Оно вздыхает и мерно шумит своей необъятной массой, изощренно играет всеми возможными оттенками от бледно-голубо-зеленого у берега до ослепительной лазури у горизонта и там, сливаясь с небесной полосой, вновь перетекает в бледно-голубой. Пляж завален ленивыми телами, мучающими себя ради эфемерного достижения – южного загара. Я не люблю загорать: слишком белая кожа, которая моментально сгорает на солнце. Бледная охра, приправленная веснушками – максимально возможное мое достижение. Прижимаюсь к парапету и стою, не в силах отвести взгляд от лениво колышущегося великана.

Вплетаясь в синий горизонт, оно лежит, дыша истомой,
Лазурью воздух напитав, сминая чувственным изломом,
В дрожащем мареве звенит его волна, ласкаясь к брегу,
И бриз преддверием поет его бунтующему бегу,
Когда ломая о гранит и рассыпая в брызги волны,
Оно нечаянно и вдруг о бешенстве своем напомнит…

Эти ли стихи прочитал он тогда, подойдя ко мне? Кажется, эти… Он остановился рядом, опершись на парапет, задумчиво глядя в пространство.

* * *

Расплачиваюсь у кассы, стараясь не смотреть в сторону своего оппонента и, покидав в пакет продукты, мчусь вперед, к выходу из магазина. Откуда только взялись силы? Миновав сдвинувшиеся за спиной прозрачные створки дверей, останавливаюсь и оборачиваюсь. Проклятое женское любопытство жестоко подводит меня, потому что створки расползаются вновь, выплевывая прямо мне в объятия блондина-грабителя. Он останавливается и спрашивает довольно мрачным тоном:

– А, это опять вы?

– Это опять я, и что?

– Да так, ничего… – говорит он. – Считал себя виноватым в том, что вы разбили бутылку, но, видимо, напрасно.

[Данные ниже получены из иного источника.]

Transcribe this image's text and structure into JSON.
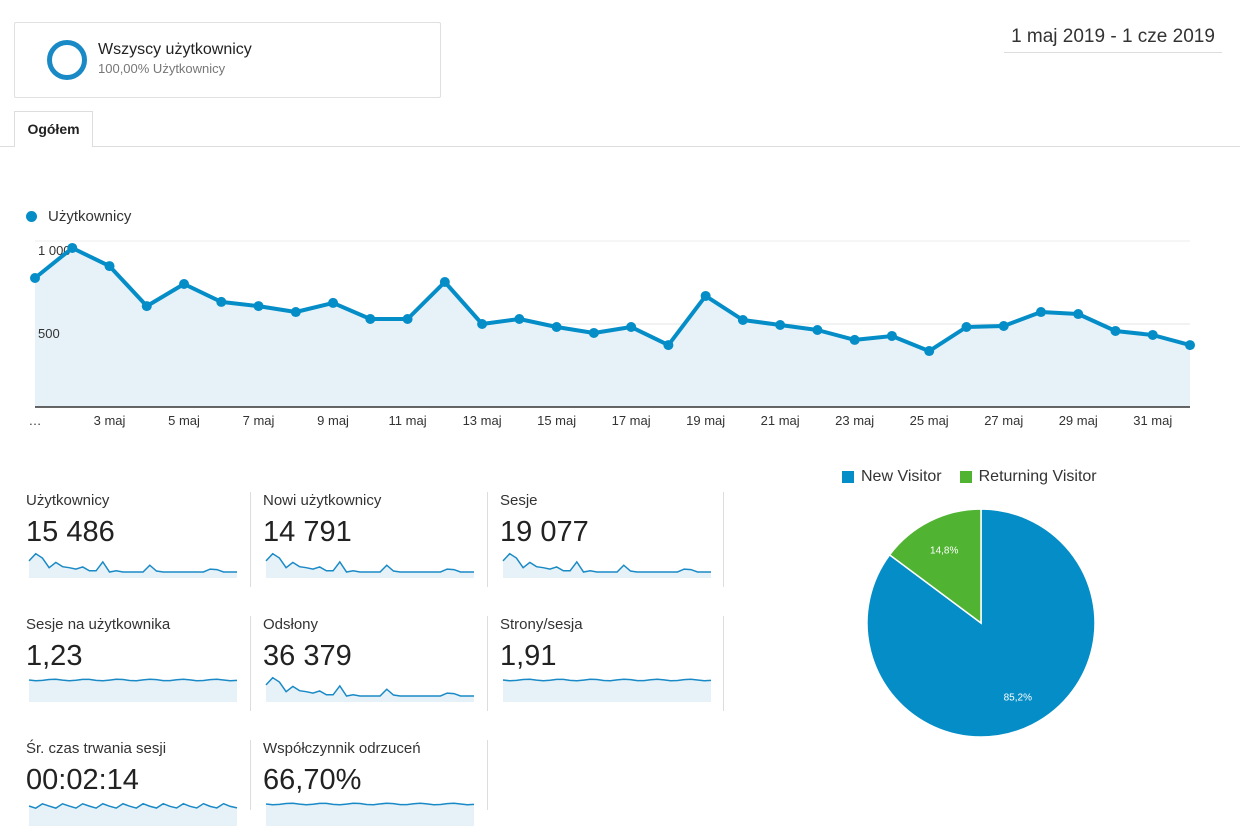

– Ну и правильно. Я сама виновата.

– И хорошо…

Чего же тут хорошего? Влипла по полной, как теперь отвязаться от него?

– Наверное хорошо, что вы не виноваты, а я спешу, мне некогда, – говорю и, развернувшись, ухожу.

Интересно, он идет за мной или нет? Желание обернуться и проверить становится просто невыносимым, но я шагаю вперед, до тошноты волевая, целеустремленная и перепуганная. Не станет же он нападать на меня на людной улице. И почему я решила, что это именно тот парень из банка? Возможно, он просто-напросто похож на него? Ведь того я толком и не разглядела, будучи в неадекватном состоянии. Мало ли на свете похожих людей? Как он мог попасть в наш район, в наш супермаркет, если пару часов назад его вели под руки бравые защитники порядка? Осторожно оборачиваюсь и, не обнаружив за спиной никакого преследования со стороны опасного блондина, ругаю себя за тупость и трусость последними словами. В унисон моим проклятьям запевает сотовый. Нахожу его на дне сумочки. Надо же, Никола! «Мутер, еще раз поздравляю… извини, но буду позже, не скучай…». Вот так. Все меня покинули. И сын и… грабитель. Иду домой, чувствуя странное разочарование.

* * *

Он стоит рядом, смотрит в морские дали.

– Чьи это стихи? – спрашиваю я.

– Мои… – коротко бросает он.

У него темные глаза, не очень бритые щеки и загар, которому можно позавидовать.

– Гм-м-м… – мычу я, не зная как реагировать на его заявление о способности писать стихи.

– Слушайте, девушка, – говорит он вдруг, взъерошив и без того лохматые кудри, – не хотите выпить со мной?

Ветер с моря усиливается, тягучая светящаяся поверхность покрывается рябью и мутнеет, солнечный диск стыдливо прячется за приплывшую невесть откуда пышную серую тучу.

– Не хочу…

Интересно, неужели я выгляжу так, что мне можно с ходу предложить пойти выпить? И почему именно выпить? Хотя, мой наряд – бесформенная майка и потрепанные, обрезанные до колен джинсы – явно располагает к подобным предложениям.